Einige Teilnehmer, auch ich, legten Wert darauf, dass darunter vor allem eine kritische Thematisierung von Macht- und Herrschaftsverhältnissen, von (sozialen) Ungleichheiten und Ungerechtigkeiten innerhalb der Gesellschaft und eine Kapitalismuskritik, also zum Beispiel eine Kritik der Politischen Ökonomie der Medien, fallen. Entsprechende Ansätze sind in der deutschen Kommunikationswissenschaft institutionell gezielt verdrängt und ausgeschlossen worden. Zu groß war die Angst, Ablehnung und Konkurrenz. Erinnert sei nur an Horst Holzer, der durch ein Berufsverbot daran gehindert wurde eine Professur zu erhalten und seine kritische Forschung weiter zu betreiben. Das Buch „Adornos Erben in der Kommunikationswissenschaft. Eine Verdrängungsgeschichte?“ von Andreas Scheu zeigt einige weitere entsprechende Fälle auf. Eine interessante Debatte zur Rolle von kritischen Wissenschaftlern und Studierenden an den hiesigen Universitäten findet derzeit auf dem Lower Class Magazin und in der aktuellen Ausgabe der analyse&kritik statt.

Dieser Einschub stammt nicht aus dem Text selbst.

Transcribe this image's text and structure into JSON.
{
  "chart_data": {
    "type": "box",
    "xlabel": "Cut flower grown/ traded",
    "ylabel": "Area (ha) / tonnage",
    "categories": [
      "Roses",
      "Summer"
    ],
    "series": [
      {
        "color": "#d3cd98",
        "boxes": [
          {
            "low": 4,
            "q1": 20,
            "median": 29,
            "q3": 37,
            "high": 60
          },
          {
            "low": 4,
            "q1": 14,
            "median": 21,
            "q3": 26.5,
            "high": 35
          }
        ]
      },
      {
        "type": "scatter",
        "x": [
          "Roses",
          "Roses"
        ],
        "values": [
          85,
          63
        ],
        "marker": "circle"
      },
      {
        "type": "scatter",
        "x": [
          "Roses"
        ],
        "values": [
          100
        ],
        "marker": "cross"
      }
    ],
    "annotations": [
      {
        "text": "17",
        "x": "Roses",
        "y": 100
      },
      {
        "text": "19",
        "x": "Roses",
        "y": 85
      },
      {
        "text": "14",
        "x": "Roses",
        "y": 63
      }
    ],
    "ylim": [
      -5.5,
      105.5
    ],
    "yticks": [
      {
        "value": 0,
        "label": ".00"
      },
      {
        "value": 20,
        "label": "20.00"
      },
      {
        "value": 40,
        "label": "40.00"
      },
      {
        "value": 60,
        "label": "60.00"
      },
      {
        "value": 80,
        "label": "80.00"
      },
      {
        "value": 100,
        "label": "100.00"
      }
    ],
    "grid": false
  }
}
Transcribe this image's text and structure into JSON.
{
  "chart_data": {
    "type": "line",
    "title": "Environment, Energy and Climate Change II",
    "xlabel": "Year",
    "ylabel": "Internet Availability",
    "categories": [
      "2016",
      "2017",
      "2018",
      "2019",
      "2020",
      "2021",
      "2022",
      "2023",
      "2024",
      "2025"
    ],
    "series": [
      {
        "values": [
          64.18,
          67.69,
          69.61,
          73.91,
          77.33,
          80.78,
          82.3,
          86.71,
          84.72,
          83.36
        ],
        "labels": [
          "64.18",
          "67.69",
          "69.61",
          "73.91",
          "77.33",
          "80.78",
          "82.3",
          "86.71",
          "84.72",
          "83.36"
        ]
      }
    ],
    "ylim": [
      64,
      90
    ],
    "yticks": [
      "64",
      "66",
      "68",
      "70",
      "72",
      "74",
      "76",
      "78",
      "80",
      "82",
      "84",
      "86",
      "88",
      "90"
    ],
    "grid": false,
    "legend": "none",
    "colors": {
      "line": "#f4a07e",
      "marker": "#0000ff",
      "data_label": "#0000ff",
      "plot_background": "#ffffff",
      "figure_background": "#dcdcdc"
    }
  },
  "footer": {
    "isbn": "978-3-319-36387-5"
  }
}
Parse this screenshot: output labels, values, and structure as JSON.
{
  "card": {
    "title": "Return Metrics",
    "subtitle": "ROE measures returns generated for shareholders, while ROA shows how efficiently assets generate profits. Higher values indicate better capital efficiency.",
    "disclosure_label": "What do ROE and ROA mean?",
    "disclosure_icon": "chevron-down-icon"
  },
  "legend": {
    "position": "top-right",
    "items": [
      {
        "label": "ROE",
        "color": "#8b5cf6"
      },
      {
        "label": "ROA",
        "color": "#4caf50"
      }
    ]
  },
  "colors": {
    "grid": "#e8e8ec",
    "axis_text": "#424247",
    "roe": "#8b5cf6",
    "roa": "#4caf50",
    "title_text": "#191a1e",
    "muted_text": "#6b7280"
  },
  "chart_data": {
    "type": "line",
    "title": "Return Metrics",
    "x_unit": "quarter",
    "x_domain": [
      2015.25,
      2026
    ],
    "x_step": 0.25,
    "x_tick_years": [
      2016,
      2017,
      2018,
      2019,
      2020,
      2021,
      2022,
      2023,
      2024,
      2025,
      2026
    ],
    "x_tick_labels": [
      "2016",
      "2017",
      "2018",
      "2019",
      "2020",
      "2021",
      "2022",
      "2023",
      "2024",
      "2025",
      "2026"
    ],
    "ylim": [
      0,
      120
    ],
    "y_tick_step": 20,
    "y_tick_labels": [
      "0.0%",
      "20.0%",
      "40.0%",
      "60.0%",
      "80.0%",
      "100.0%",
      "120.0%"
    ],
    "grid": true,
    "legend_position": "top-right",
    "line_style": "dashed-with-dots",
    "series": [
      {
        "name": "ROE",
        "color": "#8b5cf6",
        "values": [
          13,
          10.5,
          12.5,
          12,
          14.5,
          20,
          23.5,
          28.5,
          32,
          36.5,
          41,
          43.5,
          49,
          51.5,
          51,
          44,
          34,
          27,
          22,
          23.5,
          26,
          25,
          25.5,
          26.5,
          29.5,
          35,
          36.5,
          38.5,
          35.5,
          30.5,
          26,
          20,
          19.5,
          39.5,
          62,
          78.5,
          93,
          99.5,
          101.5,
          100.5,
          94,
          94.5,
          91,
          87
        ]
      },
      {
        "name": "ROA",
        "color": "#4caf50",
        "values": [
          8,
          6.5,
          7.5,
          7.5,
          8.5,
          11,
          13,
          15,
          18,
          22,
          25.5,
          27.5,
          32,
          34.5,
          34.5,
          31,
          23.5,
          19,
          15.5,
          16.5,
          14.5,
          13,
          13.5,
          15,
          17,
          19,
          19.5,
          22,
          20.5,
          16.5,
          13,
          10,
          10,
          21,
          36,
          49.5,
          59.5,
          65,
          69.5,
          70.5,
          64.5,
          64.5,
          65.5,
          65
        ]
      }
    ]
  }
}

Lange Rede kurzer Sinn: Die Gründung eines solchen Netzwerkes war überfällig. Das zeigen alleine schon die mehr als 70 Kommunikationswissenschaftler, die sich bisher in den Netzwerk-Verteiler eingetragen haben (Sollte Interesse am Verteiler bestehen, schreibt einfach eine Email inkl. Beweggrund an Kerem.Schamberger@ifkw.lmu.de).

Auf dem Netzwerk-Gründungstreffen gab es Vorschläge zur Sammlung kritischer Literatur und dem Austausch von entsprechenden Seminarplänen für die Lehre*. Eine erste Netzwerk-Konferenz soll am 30.11/01.12 auf Einladung des Lehrstuhl Meyens in München stattfinden. Details dazu folgen in den kommenden Wochen.

Es wird spannend, wie sich dieses Netzwerk entwickelt, ob es sich festigen und neue, kritische Impulse in die Kommunikationswissenschaft senden kann. Ich persönlich freue mich auf spannende, konstruktive und lehrreiche Diskussionen.

*Im kommenden Sommersemester 2017 wird es am IfKW ein Seminar zur kritischen Einführung von Sozialen Medien im Kapitalismus geben. Das Seminar wird geleitet von Dr. Thomas Allmer (University of Stirling) und mir. Den Seminarplan und entsprechende Literatur werdet ihr auch auf diesem Blog finden.

Hier findet ihr den Gründungsaufruf Netzwerk KriKoWi:

Netzwerk Kritische Kommunikationswissenschaft – Aufruf zur Gründung

Mit dem Netzwerk wollen wir innerhalb der deutschsprachigen Kommunikationswissenschaft einen Raum schaffen für kritische wissenschaftliche Forschung über Medien und Kommunikation.

Die Notwendigkeit Kritischer Kommunikationswissenschaft liegt in der Realität des Mediensystems begründet (Kommodifizierung, Ideologisierung, Arbeitsbedingungen, etc.). Kritische Kommunikationswissenschaft findet aufgrund der jahrzehntelangen Marginalisierung im deutschsprachigen Raum zurzeit eher in benachbarten Disziplinen sowie international statt. Daraus ergibt sich die Notwendigkeit eines eigenen Netzwerks.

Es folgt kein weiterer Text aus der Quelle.